A final de año, se firmó la Paz de París en la que se cedieron Filipinas, Guam y Puerto Rico a Estados Unidos. También se reconoció la independencia, más teórica que real, de Cuba, que a partir de entonces sería un protectorado de Washington. Sólo le quedaban a España las diminutas islas del Pacífico (las Marianas y las Carolinas). ¿Qué hacer con ellas? Aquellos minúsculos territorios ni eran importantes ni productivos pudiendo traer más problemas que beneficios. El gobierno de Silvela los vendió a Alemania por veinte millones de pesetas, poniendo fin a trescientos años de presencia española en el Pacífico.

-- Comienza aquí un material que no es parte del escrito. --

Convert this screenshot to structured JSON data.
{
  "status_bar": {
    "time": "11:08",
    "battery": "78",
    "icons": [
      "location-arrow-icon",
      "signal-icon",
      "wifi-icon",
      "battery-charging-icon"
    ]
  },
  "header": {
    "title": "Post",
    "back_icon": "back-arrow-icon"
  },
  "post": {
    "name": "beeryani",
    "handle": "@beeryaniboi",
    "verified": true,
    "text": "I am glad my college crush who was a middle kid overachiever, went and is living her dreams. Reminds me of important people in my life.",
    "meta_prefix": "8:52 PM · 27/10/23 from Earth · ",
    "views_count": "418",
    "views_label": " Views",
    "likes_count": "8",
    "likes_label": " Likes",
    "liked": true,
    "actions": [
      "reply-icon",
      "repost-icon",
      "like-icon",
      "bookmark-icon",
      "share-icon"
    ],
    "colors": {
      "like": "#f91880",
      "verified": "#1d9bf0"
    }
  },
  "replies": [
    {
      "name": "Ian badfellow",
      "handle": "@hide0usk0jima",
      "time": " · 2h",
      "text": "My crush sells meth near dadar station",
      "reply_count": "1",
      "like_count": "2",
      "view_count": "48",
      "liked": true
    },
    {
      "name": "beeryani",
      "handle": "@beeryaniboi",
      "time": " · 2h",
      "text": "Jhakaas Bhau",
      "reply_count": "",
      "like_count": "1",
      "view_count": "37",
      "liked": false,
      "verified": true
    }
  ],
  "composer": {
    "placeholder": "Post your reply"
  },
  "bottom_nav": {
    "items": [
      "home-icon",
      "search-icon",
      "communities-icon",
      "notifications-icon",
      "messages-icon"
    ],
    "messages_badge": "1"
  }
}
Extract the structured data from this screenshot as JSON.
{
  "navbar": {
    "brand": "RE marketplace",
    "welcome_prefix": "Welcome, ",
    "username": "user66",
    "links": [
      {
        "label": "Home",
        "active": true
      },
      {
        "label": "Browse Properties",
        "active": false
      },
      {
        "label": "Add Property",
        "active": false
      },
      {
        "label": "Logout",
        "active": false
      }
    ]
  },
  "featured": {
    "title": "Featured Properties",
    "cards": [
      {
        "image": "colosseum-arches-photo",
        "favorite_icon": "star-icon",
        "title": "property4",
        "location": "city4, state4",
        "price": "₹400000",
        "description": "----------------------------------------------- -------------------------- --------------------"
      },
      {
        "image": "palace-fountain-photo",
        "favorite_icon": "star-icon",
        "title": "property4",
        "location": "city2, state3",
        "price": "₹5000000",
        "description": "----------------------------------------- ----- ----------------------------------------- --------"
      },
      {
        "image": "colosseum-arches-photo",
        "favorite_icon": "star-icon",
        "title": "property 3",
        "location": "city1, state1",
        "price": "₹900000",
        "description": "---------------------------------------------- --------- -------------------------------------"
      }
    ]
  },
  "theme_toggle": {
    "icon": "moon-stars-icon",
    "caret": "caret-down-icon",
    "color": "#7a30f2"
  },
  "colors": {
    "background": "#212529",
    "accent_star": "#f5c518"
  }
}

El "Desastre del 98" evidenció la decadencia española en el concierto de las naciones. El sentimiento de Cánovas era cierto: España no podía mantener unas colonias tan dispersas creía el estadista española y, en verdad, no pudo. El sentimiento de humillación fue más grande que las consecuencias económicas de la pérdida de las colonias. Muchos intelectuales apostaron por la regeneración del país. "Pan, escuela y doble llave al sepulcro del Cid" dijo Joaquín Costa. En otras palabras, desarrollo y progreso siguiendo el modelo europeo olvidando el glorioso pasado imperial que ya no existía. Pero el progreso resultaría difícil, al menos, de momento.